Whilst studies carried out with modafinil and other psychoactive agents have shown a low dependence potential, the possibility of dependence following prolonged use cannot be entirely ruled out. Since the safety and efficacy in controlled studies in children have not been established, the use of PROVIGIL is not recommended in children.
Pregnancy and lactation: PROVIGIL is contraindicated for use in pregnancy or during lactation.
Effect on the ability to drive and operate machinery:No information is available concerning the effects of PROVIGIL on the ability to drive or operate machinery.

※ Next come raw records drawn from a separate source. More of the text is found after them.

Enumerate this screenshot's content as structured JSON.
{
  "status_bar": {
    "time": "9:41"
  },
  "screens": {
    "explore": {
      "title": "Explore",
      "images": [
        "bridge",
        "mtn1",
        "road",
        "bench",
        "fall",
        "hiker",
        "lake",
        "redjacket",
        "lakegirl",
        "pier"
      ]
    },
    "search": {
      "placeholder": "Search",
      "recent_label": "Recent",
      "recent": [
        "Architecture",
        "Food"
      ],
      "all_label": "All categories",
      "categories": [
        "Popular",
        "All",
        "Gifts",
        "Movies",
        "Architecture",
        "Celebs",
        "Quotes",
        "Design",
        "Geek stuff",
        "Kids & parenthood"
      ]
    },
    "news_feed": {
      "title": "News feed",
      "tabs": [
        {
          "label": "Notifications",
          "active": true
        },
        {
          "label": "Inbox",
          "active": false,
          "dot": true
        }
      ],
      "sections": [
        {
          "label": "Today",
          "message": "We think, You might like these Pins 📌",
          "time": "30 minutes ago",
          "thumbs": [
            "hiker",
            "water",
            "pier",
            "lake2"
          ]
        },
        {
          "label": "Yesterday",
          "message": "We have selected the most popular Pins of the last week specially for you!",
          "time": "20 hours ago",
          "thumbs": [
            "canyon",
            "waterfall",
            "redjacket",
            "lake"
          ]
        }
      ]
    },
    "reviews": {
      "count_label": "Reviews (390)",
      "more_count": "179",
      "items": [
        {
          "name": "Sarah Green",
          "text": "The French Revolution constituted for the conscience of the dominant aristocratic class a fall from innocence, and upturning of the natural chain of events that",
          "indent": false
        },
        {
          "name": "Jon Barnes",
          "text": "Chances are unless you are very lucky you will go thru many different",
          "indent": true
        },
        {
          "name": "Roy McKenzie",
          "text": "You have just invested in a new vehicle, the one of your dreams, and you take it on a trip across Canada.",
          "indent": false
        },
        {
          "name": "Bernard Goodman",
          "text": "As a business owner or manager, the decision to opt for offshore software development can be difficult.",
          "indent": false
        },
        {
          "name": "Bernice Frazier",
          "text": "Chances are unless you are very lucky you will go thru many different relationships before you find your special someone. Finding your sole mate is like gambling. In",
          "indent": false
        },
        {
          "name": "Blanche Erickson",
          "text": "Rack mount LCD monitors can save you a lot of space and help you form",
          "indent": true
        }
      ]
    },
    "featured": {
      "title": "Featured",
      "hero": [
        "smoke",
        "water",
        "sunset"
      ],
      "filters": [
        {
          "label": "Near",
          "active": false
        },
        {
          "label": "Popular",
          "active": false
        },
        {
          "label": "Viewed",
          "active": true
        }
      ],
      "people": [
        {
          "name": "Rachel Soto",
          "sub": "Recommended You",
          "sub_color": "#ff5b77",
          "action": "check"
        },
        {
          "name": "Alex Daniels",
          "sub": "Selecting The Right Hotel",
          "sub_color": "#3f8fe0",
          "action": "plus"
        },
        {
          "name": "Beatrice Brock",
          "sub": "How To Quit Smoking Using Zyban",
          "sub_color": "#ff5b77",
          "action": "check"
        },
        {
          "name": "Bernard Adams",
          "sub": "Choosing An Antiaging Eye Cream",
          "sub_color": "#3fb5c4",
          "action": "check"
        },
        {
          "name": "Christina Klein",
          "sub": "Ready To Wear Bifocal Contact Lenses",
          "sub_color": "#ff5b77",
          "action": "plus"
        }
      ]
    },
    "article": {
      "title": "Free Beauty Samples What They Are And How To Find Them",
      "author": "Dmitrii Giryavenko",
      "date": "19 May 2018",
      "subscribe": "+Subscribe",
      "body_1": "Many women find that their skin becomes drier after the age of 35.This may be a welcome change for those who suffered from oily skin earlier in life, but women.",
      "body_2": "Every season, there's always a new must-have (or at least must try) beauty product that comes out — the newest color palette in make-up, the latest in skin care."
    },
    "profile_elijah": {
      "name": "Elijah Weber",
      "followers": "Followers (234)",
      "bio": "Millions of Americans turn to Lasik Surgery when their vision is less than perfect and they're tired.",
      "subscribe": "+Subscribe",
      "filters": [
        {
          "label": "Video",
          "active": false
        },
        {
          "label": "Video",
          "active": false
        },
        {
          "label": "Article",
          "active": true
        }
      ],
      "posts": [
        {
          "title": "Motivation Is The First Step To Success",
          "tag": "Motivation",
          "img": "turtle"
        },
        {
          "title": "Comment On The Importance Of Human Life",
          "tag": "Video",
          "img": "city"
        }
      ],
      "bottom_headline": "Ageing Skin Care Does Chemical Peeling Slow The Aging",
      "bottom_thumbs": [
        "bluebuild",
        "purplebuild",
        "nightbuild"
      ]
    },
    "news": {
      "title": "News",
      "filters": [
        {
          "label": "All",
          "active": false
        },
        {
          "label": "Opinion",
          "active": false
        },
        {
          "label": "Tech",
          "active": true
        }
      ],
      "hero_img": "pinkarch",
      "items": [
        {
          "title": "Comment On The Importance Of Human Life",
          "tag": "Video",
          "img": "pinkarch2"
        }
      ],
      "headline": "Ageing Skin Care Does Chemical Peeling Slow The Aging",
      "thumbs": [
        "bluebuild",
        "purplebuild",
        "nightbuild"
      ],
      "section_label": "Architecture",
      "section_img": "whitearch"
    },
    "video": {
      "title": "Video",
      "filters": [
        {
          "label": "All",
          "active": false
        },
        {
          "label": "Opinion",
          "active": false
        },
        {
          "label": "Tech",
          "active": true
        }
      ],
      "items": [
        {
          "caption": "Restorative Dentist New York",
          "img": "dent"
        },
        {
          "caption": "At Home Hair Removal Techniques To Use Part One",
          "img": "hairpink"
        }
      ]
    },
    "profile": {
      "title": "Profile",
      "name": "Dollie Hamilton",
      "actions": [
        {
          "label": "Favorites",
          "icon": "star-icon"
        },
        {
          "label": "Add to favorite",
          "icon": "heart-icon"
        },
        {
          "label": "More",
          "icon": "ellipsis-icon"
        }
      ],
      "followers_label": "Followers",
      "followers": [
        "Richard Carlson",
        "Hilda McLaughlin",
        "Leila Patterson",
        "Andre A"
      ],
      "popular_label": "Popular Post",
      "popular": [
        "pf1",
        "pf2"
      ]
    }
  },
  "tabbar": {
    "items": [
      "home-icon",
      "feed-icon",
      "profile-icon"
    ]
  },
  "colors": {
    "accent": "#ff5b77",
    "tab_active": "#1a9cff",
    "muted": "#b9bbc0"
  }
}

Dose, method and time of administration:
Adults:The recommended daily dose is 200-400 mg. PROVIGIL may be taken as two divided doses in the morning and at noon, or as a single dose in the morning according to physician assessment of the patient and the patient's response.
Elderly:There is limited data available on the use of PROVIGIL in elderly patients. Since clearance tends to be reduced with advancing age, it is recommended that patients over 65 years of age should commence therapy at 100 mg daily. In the absence of renal or hepatic impairment, the dose can be subsequently increased to 400 mg/day, depending on response.
Renal and hepatic impairment:The dose in patients with hepatic or renal impairment should be halved (100-200 mg/day).
The main symptom following massive ingestion is insomnia. Treatment: induced vomiting and gastric lavage should be considered. Hospitalisation and surveillance of psychomotor status, cardiovascular monitoring or surveillance, until the patient's symptoms have resolved.
What to do if you forget to take one or more doses of PROVIGIL:
If you forget to take a dose of PROVIGIL, take the next dose at the usual time. Never take a double dose.
Episodes of a feeling of nervousness, excitation, aggressive tendencies, insomnia, anorexia, headache, CNS stimulation, abdominal pain, dry mouth, palpitations, tachycardia and tremor. Gastrointestinal disorders (nausea, gastric discomfort) have also been reported, usually regressing when tablets are taken during meals. There have also been reports of pruritic skin rashes and, very rarely, cases of buccofacial dyskinesia. Compliance with the instructions in this leaflet will reduce the onset of undesirable effects. Inform your doctor or pharmacist if you experience any undesirable effects not described above.
EXPIRY AND STORAGE:
See the expiry date indicated on the pack; this date refers to the product in its unopened and correctly stored pack.
Store the product in a safe and dry place below 25°C; protect from heat sources and sunlight.
IMPORTANT: Do not use the medicine after the expiry date printed on the pack.